Sekarang Martha sudah punya anak, jadi tentu dia pun ingin yang terbaik untuk Markus di masa depan—meski masih jauh jika harus membahas pernikahan. Karenanya Martha bisa mengerti alasan Wulan, serta membentuk anggapan baru bahwa mertuanya hanya menilai perempuan melalui fisik.
Jika fisiknya tidak sesuai dengan kriterianya lagi, maka kebaikannya sirna, seperti yang dilakukan Wulan pada Martha belakangan. Martha gigit bibir bawahnya, tidak ingin menangis lagi setelah mengetahui kenyataan. Wulan dan Marni membeberkan fakta yang sulit diterima, tetapi harus mampu Martha hadapi karena dialah korban utama yang kini tidak mau diam.
“Apa aku harus … pisah sama Martin dan biarin dia nikah sama perempuan lain yang lebih ideal, supaya Mami juga bangga punya menantu idaman? Apa harus begitu, Mi?”
Tentu pertanyaan yang menghunus dada Wulan itu tidak diniatkan secara serius, tetapi selalu terlintas setiap Martha sedang dalam kondisi tak menentu. Melihat Wulan yang bungkam dengan ekspresi kecutnya memberikan beberapa makna; Wulan setuju, Wulan keberatan, Wulan takut, dan Wulan hanya ingin kabur.

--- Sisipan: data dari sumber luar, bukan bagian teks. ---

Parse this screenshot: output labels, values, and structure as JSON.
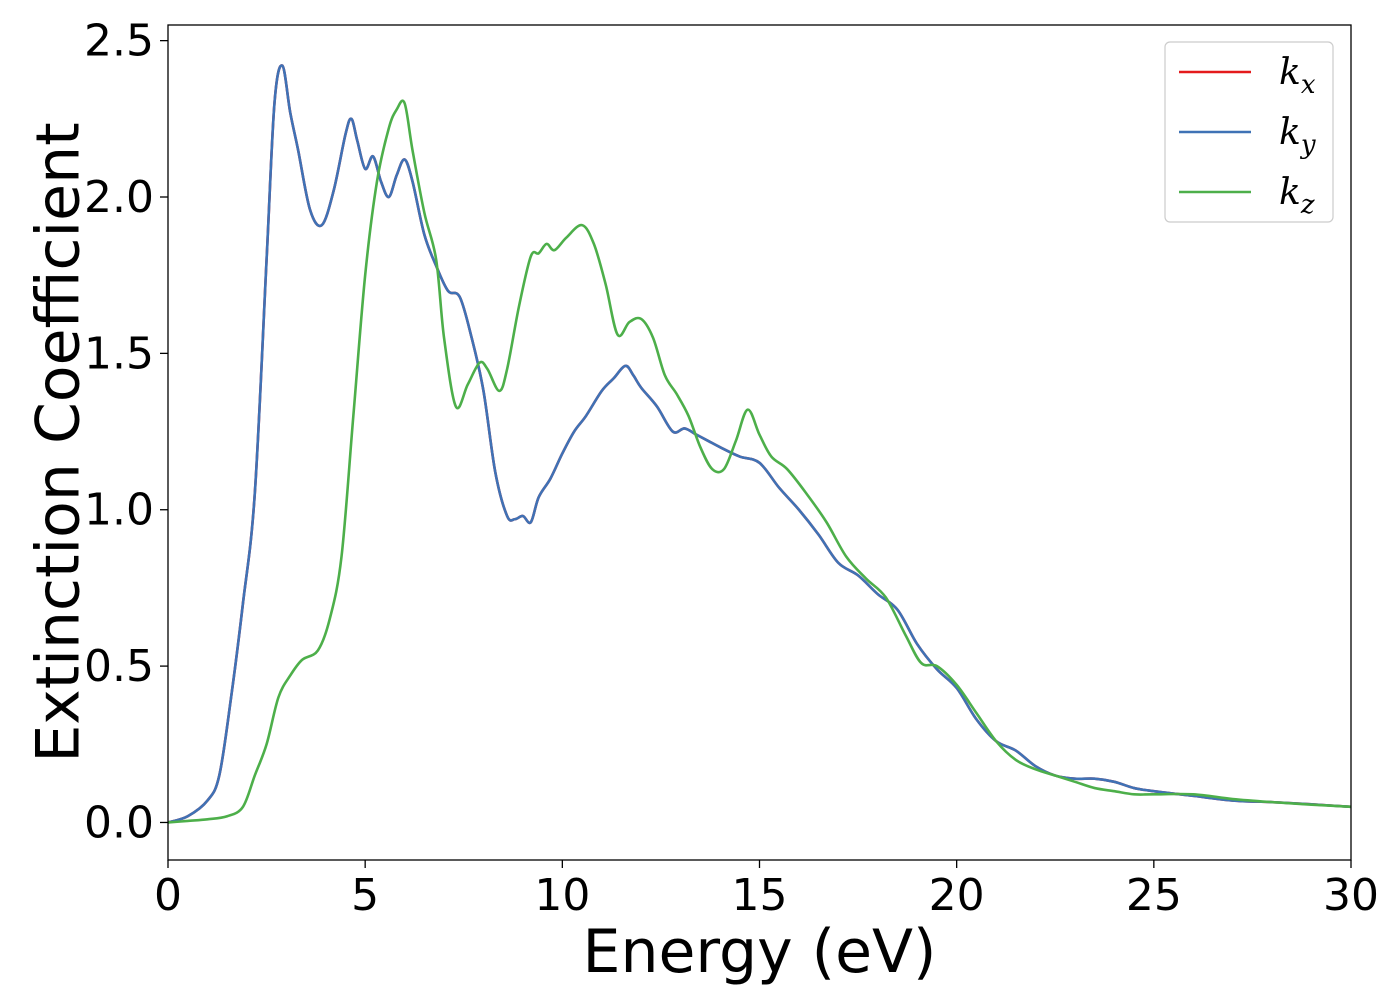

Tidak kunjung mendapatkan jawaban, Martha kembali bicara, “Aku beberapa kali mikir gitu karena mungkin itu bisa jadi solusi. Soalnya aku makin nggak kuat denger omongan Mami dan baru berhenti kalau aku kayak dulu, bahkan belum ada jaminan aku bisa kurus lagi. Makanya … apa kami harus pisah dulu biar Martin nggak ngerasa malu, terus Mami punya menantu idalam lain yang sepadan sama Martin?”

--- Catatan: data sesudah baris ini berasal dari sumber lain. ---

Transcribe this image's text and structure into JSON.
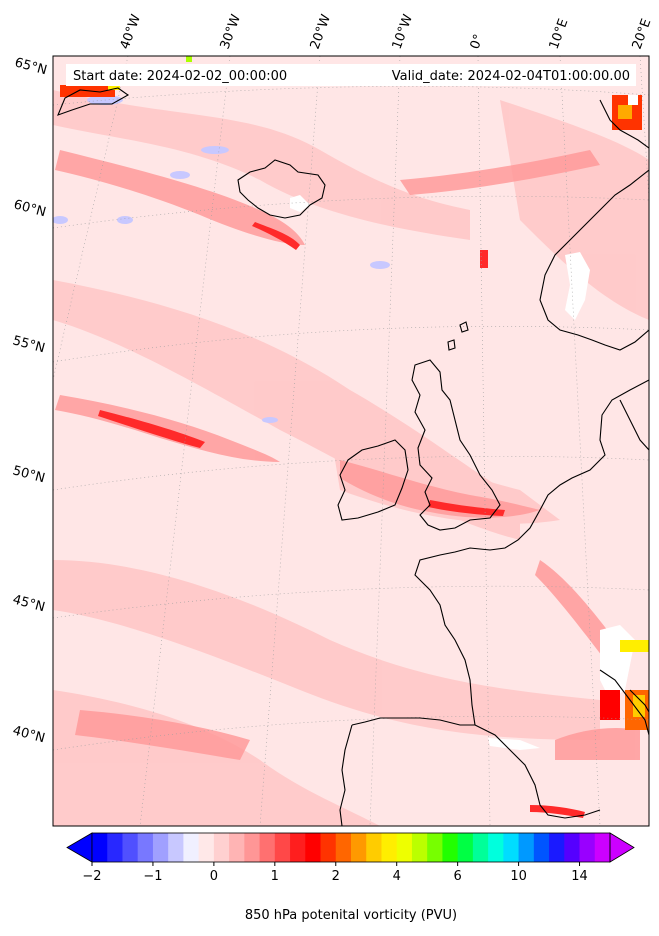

Wulan tercekat, berhasil disudutkan padahal biasanya beliau yang menyerang. Martha sudah berani menantangnya, menyentil ego Wulan untuk terus bangkit karena tidak mau mengalah dari menantunya. Jika Martin ada, pasti dia syok mendengar percakapan sengit antara Wulan dan Martha, harus susah payah untuk jadi penengah antara mereka yang tidak mau mengalah; Martha yang sedang menjunjung harga diri, sedangkan Wulan yang mengedepankan ego tinggi.
Nihilnya jawaban menurunkan sedikit gengsi Martha, meredakan emosinya sebelum memuncak untuk menghindari pertikaian mengerikan yang bisa terjadi nantinya.
“Aku udah niat buat serius diet setelah Markus bisa jalan. Jadi, Mami nggak usah khawatir—kalau bisa. Maafin aku juga udah nyinggung Mami,” sesal Martha, sedikit lemas setelah bicara banyak dengan sedikit jeda.
“Kalau gitu giliran Mami yang nanya,” balas Wulan tegas, dinanti harap-harap cemas oleh Martha. “Tadi kamu nanya apa harus pisah sama Martin supaya dia nggak ngerasa malu. Sekarang kalau Mami suruh kamu pisah sama Martin, kamu siap?”